Will be arriving at the Port of Cairnryan 2am next Wednesday Anyone know anywhere I could stop to get 4/5 hours sleep before heading heading South to Peterborough


----------



## aultymer (Jun 20, 2006)

bump - someone must know???

I drive past about twice a year but in the car so not looking for parking places.


----------



## erneboy (Feb 8, 2007)

There is a big layby just before you reach Stranraer, I often snatch a kip there but it can be a bit noisy, Alan.

Edit: For quieter places head down towards Portpatrick, along the coast of that little peninsula there are plenty of seaside car parks and it's not far out of your way, Alan.


----------



## Ollie33 (Sep 3, 2011)

Thanks for the replies . One other question Michelin have suggested two routes from Carlisle. M6, M6 toll etc or M6, A1 etc Any suggestions re these routes would be helpful.
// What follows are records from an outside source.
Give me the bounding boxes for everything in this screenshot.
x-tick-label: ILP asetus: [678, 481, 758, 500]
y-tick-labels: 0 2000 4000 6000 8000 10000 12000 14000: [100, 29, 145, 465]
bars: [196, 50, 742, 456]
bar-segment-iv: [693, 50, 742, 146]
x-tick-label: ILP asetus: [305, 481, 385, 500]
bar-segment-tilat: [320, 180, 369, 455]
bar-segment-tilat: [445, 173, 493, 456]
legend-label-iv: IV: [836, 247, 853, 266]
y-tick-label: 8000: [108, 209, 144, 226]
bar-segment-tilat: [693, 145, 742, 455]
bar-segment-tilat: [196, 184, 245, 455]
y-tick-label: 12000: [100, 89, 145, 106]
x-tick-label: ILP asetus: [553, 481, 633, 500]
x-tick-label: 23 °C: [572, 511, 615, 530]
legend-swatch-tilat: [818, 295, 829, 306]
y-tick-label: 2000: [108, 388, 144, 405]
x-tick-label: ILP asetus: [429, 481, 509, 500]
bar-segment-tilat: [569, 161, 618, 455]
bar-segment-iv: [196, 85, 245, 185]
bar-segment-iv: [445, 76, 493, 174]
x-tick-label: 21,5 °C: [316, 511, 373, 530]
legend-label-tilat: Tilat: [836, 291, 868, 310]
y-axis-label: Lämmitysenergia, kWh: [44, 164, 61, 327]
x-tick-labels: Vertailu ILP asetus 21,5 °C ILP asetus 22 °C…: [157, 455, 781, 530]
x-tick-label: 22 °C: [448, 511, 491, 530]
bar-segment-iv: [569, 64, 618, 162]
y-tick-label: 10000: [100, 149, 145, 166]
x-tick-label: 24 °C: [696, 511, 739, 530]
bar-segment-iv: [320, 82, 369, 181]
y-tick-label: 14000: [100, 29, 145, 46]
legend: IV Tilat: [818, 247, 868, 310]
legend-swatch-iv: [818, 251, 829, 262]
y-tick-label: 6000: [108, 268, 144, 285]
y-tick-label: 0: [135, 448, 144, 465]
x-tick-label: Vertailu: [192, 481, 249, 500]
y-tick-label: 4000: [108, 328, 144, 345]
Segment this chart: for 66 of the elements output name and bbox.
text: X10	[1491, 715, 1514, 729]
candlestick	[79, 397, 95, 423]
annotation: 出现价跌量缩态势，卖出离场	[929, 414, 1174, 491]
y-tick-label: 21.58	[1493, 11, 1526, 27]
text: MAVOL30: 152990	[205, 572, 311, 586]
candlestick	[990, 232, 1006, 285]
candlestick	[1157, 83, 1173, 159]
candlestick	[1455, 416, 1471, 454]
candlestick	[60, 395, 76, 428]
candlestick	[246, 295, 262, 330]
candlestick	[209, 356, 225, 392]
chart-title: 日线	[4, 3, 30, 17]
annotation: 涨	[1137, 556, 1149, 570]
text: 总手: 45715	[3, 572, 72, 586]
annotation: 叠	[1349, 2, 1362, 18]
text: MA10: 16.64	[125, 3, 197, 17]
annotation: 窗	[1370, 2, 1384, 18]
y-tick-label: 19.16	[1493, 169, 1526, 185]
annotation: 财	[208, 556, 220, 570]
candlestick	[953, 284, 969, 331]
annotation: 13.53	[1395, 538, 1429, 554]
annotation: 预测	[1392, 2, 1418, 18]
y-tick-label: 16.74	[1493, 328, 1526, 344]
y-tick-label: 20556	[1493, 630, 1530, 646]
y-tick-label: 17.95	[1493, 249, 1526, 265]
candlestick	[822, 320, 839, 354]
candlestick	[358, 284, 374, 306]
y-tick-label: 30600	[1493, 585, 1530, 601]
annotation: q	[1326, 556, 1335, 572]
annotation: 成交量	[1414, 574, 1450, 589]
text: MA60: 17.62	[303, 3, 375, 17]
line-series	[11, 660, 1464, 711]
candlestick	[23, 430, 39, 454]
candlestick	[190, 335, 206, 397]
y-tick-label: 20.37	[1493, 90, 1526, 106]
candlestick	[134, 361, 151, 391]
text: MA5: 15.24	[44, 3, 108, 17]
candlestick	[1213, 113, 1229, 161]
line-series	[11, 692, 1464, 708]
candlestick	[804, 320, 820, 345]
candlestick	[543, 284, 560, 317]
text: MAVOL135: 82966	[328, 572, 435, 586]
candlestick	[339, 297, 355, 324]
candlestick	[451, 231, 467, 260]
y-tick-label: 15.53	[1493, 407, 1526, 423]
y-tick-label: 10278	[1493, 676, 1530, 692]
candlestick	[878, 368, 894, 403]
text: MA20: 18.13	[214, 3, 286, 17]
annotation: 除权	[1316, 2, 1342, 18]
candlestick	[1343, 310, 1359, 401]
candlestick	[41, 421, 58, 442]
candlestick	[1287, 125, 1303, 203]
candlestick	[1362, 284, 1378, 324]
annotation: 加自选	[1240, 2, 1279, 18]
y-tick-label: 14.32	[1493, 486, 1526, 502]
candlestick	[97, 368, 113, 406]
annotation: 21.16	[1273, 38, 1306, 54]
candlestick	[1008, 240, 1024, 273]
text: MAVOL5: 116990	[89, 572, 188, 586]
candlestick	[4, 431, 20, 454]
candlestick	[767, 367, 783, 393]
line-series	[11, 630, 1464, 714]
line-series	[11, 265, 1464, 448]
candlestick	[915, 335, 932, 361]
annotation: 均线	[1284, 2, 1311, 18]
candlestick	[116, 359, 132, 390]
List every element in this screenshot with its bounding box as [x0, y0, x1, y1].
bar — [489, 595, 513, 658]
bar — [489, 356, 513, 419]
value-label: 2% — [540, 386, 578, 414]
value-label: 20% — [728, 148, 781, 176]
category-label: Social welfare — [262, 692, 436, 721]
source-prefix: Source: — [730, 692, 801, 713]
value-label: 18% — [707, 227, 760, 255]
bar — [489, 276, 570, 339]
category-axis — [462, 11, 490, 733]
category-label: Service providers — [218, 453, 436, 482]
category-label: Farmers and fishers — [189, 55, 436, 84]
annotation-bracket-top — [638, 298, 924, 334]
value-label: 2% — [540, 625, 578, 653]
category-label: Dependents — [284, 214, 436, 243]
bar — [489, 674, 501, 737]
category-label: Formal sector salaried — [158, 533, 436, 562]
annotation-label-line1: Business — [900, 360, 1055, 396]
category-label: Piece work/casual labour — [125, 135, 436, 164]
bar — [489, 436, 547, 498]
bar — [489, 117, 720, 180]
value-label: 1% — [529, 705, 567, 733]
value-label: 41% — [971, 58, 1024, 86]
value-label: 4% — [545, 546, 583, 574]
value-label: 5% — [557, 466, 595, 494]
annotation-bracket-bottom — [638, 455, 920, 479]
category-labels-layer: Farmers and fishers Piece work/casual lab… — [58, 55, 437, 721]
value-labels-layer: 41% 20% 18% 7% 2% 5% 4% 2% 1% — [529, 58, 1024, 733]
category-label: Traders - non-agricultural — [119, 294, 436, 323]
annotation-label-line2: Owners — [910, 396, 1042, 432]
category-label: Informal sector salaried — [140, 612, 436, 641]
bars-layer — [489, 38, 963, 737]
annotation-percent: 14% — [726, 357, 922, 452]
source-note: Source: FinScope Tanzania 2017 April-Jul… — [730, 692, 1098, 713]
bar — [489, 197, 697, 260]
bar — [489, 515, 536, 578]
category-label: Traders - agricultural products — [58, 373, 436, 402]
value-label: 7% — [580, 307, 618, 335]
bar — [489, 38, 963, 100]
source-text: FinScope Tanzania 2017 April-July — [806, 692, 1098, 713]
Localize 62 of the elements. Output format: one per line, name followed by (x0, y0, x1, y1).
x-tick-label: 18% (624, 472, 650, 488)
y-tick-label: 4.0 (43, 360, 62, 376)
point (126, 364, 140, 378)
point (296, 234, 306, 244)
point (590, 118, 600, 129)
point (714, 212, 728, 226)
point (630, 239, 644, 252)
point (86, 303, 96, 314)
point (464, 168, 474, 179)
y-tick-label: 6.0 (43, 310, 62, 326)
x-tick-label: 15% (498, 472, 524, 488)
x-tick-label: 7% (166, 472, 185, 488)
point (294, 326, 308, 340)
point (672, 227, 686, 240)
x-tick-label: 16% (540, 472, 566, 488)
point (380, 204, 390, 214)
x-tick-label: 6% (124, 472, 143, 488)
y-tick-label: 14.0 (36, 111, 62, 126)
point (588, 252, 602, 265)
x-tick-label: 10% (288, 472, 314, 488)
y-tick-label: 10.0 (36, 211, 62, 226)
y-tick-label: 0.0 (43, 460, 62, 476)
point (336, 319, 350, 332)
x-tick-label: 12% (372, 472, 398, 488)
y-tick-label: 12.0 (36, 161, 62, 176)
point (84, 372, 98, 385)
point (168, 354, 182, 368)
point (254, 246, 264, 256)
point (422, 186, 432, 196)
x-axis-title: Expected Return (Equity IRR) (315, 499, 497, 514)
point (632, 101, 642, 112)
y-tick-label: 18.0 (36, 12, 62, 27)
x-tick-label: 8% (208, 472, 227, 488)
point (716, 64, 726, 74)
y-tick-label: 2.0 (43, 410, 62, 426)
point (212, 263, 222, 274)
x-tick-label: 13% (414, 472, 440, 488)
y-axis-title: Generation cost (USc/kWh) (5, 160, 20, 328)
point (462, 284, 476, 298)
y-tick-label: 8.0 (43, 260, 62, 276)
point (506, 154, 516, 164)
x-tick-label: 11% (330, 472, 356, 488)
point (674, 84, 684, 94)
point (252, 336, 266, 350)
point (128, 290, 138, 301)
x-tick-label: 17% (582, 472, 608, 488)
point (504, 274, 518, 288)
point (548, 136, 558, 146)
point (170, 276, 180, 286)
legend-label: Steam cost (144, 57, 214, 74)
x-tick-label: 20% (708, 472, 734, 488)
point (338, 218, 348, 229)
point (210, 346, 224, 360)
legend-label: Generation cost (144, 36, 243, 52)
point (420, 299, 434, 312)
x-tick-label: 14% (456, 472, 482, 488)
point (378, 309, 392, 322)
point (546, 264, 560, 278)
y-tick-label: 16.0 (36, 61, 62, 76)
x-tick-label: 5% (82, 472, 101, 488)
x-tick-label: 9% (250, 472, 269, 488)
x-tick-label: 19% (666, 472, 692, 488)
Will be travelling through the night or from 7am onwards haven,t decided yet


----------



## tailgunner (May 13, 2008)

Come off ferry, turn right... Head into Stranraer.... At roundabout at garage go straight on for about 400 yds...... Wee mini roundabout turn right into big free carpark there..... I've stayed there a few times..... Noone bothers you..... Artics sometimes overnight there too..... It's a huge area, you'll get parked up no bother..... To get A75.... Come out carpark..... Thro roundabout at garage again and take first right then first left..... Well signposted anyway..... Good luck


----------



## tailgunner (May 13, 2008)

And for peterbourgh I would go A75,M6,then A66 to scotch corner and batter down A1 straight to peterbourgh.


----------